Mais pour ce premier enfant, je n’ai croisé qu’une seule de ces personnes là.
Les autres ont été mes bourreaux.
Pendant 20 heures.
Alors que j’avais perdu les eaux, je me suis rendue à la maternité dans l’euphorie la plus totale: j’allais accoucher. Cela allait mettre un terme à mon statut de baleine échouée d’une part et me faire découvrir les joies (enfin) de la maternité. J’ai même quelques photos qui peuvent prouver que j’étais bien loin d’un quelconque stress au moment d’arriver.
1h10: On sonne à l’interphone et on nous ouvre, nous demandant d’attendre dans une petite salle.
Alors on attend. On est content, on va avoir un bébé, c’est pas rien.
Et on attend encore. Ceci dit, je n’ai pas de contraction du tout et les protèges slips de nos jours sont aussi efficaces que des Pampers.
La porte s’entrouvre et une voix nous demande d’avancer dans le couloir. Soit. Je suis bien élevée, je fais ce qu’on me dit.
Je m’allonge en ayant pris soin d’enlever pantalon et slip, jambes en l’air, on me fait le premier toucher vaginal de ma soirée. Tout est normal.
On somme mon mari de repartir chez lui pendant qu’on m’installe dans ce qui ressemble à un placard avec un lit mis là à la va-vite. Peu importe où après tout, il faut attendre, j’attends, mais attendre seule ne m’enchante guère. Pourtant, on nous explique que mon mari ne PEUT pas rester.
On abdique, je lui dis que ça va aller.
Je ne dors pas, rapport que tout de même, c’est une histoire de fou ce truc de devenir maman dans quelques heures !
Jusqu’à 6h30, personne ne vient me voir et je ne peux pas me lever étant donner que je suis branchée sous monito (qui se débranche régulièrement et que je remets en place seule, donc).
Après avoir éradiquer la forêt amazonienne pour imprimer un doppler foetal de 6h, mon mari refait son apparition.
Je lui demande d’appeler quelqu’un, hein, juste pour savoir où on en est.

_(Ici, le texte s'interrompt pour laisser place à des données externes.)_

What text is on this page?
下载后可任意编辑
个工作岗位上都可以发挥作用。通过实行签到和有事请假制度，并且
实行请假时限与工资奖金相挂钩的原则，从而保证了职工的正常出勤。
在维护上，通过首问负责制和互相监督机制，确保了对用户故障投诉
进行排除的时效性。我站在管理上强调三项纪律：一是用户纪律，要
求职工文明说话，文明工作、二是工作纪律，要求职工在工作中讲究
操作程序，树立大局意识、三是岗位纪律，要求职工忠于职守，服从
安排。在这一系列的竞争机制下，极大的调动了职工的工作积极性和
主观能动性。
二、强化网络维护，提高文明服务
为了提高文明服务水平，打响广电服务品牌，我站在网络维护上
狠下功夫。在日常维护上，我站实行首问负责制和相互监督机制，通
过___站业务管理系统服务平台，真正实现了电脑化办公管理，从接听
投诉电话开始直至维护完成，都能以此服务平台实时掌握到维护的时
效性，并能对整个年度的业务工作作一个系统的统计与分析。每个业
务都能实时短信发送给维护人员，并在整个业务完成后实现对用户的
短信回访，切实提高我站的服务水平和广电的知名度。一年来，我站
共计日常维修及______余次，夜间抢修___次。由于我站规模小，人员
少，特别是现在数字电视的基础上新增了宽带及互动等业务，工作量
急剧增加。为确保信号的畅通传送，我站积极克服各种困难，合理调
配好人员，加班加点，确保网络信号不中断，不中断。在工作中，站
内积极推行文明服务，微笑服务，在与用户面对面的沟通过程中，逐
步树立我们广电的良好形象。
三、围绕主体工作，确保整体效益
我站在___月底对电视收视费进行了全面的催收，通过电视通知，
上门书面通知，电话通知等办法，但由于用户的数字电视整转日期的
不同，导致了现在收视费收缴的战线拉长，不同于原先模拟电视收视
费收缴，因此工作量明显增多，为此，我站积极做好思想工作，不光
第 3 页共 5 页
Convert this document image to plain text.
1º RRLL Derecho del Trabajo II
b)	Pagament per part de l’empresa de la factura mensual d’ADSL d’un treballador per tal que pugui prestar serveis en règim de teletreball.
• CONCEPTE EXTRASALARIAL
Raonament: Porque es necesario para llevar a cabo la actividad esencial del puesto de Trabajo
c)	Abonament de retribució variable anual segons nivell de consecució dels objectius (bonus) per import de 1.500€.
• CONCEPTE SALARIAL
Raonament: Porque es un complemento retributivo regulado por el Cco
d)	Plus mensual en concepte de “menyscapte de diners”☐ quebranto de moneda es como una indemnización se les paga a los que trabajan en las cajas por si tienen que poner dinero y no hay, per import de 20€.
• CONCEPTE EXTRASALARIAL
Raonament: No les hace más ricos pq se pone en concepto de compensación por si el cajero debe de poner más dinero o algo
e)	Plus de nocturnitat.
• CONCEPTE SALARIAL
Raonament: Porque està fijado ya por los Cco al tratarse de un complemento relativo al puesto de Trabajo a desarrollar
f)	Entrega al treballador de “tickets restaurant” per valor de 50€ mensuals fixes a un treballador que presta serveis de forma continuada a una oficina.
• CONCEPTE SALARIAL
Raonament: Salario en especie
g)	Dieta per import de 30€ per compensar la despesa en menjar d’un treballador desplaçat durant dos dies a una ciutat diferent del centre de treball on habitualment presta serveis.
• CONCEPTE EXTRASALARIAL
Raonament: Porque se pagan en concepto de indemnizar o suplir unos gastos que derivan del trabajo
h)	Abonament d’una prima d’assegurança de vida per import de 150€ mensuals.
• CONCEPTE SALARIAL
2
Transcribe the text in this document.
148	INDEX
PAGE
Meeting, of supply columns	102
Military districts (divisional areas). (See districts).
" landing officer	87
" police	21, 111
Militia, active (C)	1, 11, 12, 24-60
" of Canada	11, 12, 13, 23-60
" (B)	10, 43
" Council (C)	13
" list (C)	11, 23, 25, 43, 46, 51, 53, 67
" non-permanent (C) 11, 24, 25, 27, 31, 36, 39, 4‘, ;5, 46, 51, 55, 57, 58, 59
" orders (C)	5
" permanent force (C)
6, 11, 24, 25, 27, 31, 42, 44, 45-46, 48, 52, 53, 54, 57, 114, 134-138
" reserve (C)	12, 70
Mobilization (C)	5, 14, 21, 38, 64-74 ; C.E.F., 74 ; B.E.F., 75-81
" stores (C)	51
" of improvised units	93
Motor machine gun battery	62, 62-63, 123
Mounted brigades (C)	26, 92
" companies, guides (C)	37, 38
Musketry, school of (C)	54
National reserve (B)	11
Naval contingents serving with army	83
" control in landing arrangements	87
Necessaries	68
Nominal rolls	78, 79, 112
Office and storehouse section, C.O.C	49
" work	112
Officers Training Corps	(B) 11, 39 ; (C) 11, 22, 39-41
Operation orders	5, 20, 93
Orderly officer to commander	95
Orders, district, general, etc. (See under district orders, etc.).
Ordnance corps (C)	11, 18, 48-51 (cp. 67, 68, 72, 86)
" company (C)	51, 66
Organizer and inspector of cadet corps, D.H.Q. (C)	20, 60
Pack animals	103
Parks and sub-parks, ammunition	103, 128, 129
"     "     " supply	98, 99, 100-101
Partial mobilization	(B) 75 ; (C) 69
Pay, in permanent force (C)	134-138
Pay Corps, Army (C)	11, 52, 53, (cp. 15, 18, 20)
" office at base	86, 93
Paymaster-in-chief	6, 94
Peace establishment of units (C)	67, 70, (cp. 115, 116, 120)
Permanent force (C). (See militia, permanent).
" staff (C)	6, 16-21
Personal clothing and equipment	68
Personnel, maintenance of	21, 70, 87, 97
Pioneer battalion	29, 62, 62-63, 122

Et puis ça commence à piquer un peu au niveau contraction, finalement.
« Vous êtes à 1 »
Ha.
On m’autorise à aller me balader un peu mais je reviens assez vite, je suis douillette, et quand j’ai l’impression qu’on m’enfonce des banderilles dans les reins, je préfère grimacer loin d’un public.
Il est 7h30, j’ai soif, mais on me dit qu’il est désormais interdit de boire. Tant pis.
Je me plains d’avoir quand même un peu mal. Quelqu’un vient me voir et m’injecte en intraveineuse un « petit » calmant.
Pour me calmer, ça me calme, je suis à Hawaï.
Je suis toujours aussi dilatée que l’esprit d’un pétainiste, mais on me demande de me lever quand même parce que je vais tout de même passer en salle de travail.
« Youhou, ça commence » me dis-je en jouant à la bille de flipper dans le couloir tellement je suis droguée.
C’est là que tout à vraiment commencé, effectivement.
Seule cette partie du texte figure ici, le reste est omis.